Eine Besonderheit zeigen diese Blätter jeweils noch zusätzlich: Über alle Teile ist ein schräges Gitternetz gelegt worden. Das rührt daher, dass der letzte Eigentümer des Verlages Janssonius, Janssonius van Waesberghe, die Kupferplatten 1673 an Moses Pitt in England übergeben hatte. Dort erwarteten wohl beide das ganz große Geschäft. Pitt begann zunächst damit, alle Platten mit eben diesem Gitternetz zu versehen. Er vermutete, damit den Sehgewohnheiten der Briten entgegen zu kommen, waren in England bis dahin doch vor allem See-Karten im Handel gewesen. Von den geplanten 12 Bänden des “English Atlas“ wurden schließlich nur 4 fertig gestellt. Stolze 1000 Pfund sollte jeder Band kosten, aber die Nachfrage entsprach in keiner Weise den Erwartungen. Andererseits waren die Schulden inzwischen so hoch aufgelaufen, dass Pitt Konkurs anmelden musste. Er landete für mehrere Jahre im Gefängnis. Die Kupferplatten aber kehrten nach Amsterdam zurück – in den Verlag Schenk und Valk.

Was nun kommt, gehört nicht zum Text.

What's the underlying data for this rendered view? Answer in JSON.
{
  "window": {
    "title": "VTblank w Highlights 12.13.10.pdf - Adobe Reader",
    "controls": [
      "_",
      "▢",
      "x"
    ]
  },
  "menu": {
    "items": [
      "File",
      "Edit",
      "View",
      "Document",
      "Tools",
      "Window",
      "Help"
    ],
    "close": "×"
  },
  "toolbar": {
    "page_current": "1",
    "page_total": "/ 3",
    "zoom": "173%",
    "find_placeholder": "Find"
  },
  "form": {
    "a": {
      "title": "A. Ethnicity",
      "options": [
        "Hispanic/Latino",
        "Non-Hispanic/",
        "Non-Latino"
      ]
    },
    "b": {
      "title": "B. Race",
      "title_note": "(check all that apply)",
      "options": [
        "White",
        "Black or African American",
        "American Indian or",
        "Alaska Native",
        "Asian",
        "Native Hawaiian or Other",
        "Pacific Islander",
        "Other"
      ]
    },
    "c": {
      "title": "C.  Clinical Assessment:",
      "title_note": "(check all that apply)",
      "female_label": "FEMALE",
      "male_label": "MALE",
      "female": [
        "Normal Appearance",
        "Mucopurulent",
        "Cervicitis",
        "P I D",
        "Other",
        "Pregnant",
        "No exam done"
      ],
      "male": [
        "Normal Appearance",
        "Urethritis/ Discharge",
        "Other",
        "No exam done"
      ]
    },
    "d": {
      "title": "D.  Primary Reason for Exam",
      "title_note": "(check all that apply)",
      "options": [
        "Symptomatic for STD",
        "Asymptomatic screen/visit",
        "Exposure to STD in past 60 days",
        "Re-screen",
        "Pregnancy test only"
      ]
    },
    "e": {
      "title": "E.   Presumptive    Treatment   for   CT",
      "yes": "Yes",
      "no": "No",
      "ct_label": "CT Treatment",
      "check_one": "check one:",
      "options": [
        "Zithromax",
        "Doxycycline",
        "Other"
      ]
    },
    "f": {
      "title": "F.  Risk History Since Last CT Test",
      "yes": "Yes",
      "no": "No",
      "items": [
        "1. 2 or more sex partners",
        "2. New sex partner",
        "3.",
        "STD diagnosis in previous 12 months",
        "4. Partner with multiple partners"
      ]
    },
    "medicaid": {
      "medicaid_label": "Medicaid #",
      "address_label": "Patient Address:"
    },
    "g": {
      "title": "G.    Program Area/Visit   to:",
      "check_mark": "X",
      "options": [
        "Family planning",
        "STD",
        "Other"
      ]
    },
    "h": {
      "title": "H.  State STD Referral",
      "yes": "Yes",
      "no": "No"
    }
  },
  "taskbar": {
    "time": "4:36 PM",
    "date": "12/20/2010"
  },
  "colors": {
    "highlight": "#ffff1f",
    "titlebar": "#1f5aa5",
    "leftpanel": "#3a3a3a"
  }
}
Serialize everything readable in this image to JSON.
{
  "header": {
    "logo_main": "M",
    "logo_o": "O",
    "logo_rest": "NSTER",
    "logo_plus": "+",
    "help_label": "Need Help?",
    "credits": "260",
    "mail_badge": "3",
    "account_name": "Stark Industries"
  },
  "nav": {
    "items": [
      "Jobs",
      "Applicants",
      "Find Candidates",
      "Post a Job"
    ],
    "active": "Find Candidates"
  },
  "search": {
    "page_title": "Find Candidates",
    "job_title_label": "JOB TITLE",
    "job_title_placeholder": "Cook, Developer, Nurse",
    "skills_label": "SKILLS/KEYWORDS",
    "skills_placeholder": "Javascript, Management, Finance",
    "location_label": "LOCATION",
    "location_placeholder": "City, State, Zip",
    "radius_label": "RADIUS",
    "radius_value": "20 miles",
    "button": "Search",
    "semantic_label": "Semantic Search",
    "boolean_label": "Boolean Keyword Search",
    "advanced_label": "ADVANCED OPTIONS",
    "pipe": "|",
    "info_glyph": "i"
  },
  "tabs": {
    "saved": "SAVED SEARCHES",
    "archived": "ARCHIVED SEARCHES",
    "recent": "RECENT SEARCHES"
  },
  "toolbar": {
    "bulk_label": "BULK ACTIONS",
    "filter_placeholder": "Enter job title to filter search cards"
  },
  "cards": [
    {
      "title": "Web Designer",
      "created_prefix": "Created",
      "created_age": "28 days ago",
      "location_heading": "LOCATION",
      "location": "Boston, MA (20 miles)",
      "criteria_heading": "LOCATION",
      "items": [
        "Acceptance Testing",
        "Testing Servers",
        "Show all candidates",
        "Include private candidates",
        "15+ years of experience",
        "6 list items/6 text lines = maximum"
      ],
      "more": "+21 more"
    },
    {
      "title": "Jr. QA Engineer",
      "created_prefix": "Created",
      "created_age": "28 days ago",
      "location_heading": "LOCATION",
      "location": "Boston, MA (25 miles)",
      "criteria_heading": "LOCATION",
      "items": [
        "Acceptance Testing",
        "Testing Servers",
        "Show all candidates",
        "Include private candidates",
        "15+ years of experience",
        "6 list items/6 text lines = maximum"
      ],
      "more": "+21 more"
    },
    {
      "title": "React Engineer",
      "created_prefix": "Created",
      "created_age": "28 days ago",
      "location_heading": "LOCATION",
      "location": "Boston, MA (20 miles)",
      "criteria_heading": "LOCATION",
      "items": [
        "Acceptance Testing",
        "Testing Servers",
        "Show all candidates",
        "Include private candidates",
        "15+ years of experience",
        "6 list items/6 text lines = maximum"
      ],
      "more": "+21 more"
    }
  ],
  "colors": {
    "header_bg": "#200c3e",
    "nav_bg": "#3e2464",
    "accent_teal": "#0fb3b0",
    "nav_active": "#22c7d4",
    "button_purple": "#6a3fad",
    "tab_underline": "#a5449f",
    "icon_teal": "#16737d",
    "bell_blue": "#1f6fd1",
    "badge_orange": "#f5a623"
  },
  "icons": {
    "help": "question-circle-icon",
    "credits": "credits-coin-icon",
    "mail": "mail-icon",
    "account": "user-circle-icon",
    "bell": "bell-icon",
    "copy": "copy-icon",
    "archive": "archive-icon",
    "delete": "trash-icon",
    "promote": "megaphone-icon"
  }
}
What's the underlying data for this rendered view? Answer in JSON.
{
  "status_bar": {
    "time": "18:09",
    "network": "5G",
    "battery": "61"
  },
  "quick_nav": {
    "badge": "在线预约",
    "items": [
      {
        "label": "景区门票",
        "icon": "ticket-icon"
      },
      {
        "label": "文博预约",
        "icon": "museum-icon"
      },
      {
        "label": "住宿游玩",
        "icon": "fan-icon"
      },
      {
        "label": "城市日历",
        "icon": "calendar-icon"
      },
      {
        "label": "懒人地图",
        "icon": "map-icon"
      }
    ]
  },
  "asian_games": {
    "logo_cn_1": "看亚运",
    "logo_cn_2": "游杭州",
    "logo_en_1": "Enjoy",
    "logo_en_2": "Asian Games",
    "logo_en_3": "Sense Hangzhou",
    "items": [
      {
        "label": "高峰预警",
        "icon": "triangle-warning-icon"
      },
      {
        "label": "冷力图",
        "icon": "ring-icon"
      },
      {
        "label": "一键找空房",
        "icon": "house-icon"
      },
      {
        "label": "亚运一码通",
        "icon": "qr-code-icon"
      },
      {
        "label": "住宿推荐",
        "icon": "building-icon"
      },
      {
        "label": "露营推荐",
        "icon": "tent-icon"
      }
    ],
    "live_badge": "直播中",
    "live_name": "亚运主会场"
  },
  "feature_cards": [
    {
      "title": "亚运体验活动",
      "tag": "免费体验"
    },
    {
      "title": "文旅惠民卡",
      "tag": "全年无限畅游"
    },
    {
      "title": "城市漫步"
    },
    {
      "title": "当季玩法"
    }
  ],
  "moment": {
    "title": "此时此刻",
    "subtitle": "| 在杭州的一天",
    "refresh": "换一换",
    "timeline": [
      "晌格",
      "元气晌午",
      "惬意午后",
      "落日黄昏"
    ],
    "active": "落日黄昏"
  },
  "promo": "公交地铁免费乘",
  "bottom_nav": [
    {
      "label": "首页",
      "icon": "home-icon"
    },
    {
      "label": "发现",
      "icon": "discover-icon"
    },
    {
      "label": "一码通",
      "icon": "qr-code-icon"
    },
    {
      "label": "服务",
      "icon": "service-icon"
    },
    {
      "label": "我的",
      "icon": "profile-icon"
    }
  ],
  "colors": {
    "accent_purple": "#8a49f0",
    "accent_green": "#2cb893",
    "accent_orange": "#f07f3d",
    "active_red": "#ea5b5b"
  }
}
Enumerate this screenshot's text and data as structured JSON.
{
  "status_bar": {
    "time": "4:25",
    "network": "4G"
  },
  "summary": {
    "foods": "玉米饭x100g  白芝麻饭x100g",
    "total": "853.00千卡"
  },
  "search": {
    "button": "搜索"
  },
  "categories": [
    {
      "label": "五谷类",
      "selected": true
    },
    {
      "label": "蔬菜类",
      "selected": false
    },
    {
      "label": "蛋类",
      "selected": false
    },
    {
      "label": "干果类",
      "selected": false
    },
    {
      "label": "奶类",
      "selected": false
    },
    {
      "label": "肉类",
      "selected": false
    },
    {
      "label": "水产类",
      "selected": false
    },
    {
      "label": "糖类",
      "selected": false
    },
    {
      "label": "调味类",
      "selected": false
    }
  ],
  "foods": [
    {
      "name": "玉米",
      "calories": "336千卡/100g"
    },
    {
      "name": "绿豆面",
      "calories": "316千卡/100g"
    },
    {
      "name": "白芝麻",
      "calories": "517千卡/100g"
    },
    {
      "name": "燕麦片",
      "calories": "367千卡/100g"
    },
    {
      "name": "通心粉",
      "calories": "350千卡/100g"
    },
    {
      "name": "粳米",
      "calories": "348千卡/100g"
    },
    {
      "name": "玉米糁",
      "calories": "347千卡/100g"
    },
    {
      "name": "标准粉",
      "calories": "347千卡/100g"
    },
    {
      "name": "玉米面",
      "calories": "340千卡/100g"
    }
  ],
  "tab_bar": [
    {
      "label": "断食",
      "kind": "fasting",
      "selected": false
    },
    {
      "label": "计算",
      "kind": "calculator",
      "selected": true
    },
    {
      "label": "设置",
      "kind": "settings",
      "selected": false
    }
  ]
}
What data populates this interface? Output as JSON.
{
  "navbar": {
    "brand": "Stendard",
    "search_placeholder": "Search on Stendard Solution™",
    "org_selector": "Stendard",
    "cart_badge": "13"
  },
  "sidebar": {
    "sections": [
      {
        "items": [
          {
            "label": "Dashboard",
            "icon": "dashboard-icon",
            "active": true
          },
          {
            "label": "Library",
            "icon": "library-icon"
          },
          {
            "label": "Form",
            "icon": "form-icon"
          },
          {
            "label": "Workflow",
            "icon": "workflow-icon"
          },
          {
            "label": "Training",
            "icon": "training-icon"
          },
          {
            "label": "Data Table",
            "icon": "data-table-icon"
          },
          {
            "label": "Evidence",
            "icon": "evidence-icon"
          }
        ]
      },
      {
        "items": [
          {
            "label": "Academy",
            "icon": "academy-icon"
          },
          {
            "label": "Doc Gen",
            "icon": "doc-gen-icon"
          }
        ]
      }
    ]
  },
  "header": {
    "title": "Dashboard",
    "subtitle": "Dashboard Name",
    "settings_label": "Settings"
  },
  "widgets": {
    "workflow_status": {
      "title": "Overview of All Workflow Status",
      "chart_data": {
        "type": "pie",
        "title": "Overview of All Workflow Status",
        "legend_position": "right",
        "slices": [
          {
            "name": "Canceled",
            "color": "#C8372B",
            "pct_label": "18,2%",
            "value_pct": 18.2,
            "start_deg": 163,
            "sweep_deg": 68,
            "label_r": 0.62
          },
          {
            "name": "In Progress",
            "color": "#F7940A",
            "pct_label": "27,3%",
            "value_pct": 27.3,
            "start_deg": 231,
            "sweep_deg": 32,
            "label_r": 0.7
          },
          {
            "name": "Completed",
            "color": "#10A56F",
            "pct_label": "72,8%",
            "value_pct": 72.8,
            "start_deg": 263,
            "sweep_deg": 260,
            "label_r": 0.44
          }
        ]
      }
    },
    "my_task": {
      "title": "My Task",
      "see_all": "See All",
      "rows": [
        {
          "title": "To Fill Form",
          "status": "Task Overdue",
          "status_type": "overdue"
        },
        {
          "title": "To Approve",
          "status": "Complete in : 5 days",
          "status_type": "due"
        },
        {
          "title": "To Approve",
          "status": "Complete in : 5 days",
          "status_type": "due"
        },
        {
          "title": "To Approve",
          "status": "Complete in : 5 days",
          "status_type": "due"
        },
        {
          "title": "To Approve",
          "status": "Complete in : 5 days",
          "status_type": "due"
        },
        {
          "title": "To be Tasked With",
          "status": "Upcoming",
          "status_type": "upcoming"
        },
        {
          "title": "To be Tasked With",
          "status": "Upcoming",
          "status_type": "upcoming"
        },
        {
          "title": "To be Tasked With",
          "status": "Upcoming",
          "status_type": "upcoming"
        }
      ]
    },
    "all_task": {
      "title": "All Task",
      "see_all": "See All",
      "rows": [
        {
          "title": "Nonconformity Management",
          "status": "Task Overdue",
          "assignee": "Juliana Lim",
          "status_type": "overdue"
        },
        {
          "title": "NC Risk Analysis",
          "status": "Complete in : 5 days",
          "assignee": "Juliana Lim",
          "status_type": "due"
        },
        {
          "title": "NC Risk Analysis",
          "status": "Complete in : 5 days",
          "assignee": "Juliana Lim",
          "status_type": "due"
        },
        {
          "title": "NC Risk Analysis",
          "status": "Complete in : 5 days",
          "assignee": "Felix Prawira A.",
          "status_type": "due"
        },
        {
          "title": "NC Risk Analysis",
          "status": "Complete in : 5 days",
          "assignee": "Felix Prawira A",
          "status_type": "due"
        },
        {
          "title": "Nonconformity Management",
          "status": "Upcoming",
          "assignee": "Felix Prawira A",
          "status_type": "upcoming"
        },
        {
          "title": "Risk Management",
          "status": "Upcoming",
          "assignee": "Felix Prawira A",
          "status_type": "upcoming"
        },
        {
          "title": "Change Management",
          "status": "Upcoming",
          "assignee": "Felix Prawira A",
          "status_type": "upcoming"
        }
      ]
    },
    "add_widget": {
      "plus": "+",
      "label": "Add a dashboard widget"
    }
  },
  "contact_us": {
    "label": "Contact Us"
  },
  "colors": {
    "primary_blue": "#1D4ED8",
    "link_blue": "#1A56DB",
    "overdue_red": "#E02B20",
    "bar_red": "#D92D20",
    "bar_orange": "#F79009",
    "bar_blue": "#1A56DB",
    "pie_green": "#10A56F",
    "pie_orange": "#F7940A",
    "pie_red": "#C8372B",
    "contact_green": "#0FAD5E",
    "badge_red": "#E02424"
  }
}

In einem weiteren Beitrag wird über den Anfang der Weser-Karte einzugehen sein.
Die Abbildung 01 stammt nicht von Schenk/Valk sondern aus „The English Atlas,Vol.III von Moses Pitt, Oxford, 1683, denn 1. ist die für Pitt typische Seitenzahl XX links unten zu sehen, zweitens fehlt die Verlagsangabe, wie sie z.B. auf Blatt 02 und 03 zuerkennen ist. Die ganze Karte von Pitt ist hier zu betrachten: https://digital.lb-oldenburg.de/lbolmap/content/zoom/1636655 . Vergleicht man die Gesamtkarte mit anderen Exemplaren von Schenk und Valk, so fallen besonders Unterschiede zur Karte in der GWLB in Hannover auf. Die Karte http://digitale-sammlungen.gwlb.de/resolve?PPN=100653537 ist besonders interessant weil sie 1. Zusätzlich: Schrift bei Elsvliet : PARS COMITATVS OLDENBVRGENSIS besitzt, 2. gibt es handschriftliche Zusätze a. oberhalb des Kartenrahmens: Neustadt Gödens und Herrschafft Gödens b. links oben: olim DIOECESIS MONASTERIENS nunc COMITATÛS HOYA PARS c. handschriftliche Bennennung einiger Inseln im Jadebusen sowie viele weitere handschriftliche Eintragungen!! d. An anderen Stellen der Karte sind Dinge gelöscht oder durchgestrichen worden. Diese Karte ist eine ganz besondere Analyse wert. Die zweite Karte bei der GWLB weist diese Veränderungen nicht auf! Auf der Valk-Karte in der Königl.Bibliothek in Kopenhagen kann man sehr gut erkennen, dass ein Streifen der einen Karte beim Zusammenfügen über dem anderen liegen sollte. Das ist beim Exemplar der KB nicht gelungen, so dass die Orte Harpstede ,Berne und Sweihe doppelt erscheinen.
Siehe: http://www5.kb.dk/maps/kortsa/2012/jul/kortatlas/object76978/da/
Das Publizieren und spätere Zusammenfügen der Kartenbestandteile führt also zu sehr unterschiedlichen Ergebnissen dieser sehr interessanten und recht seltenen Weserkarte.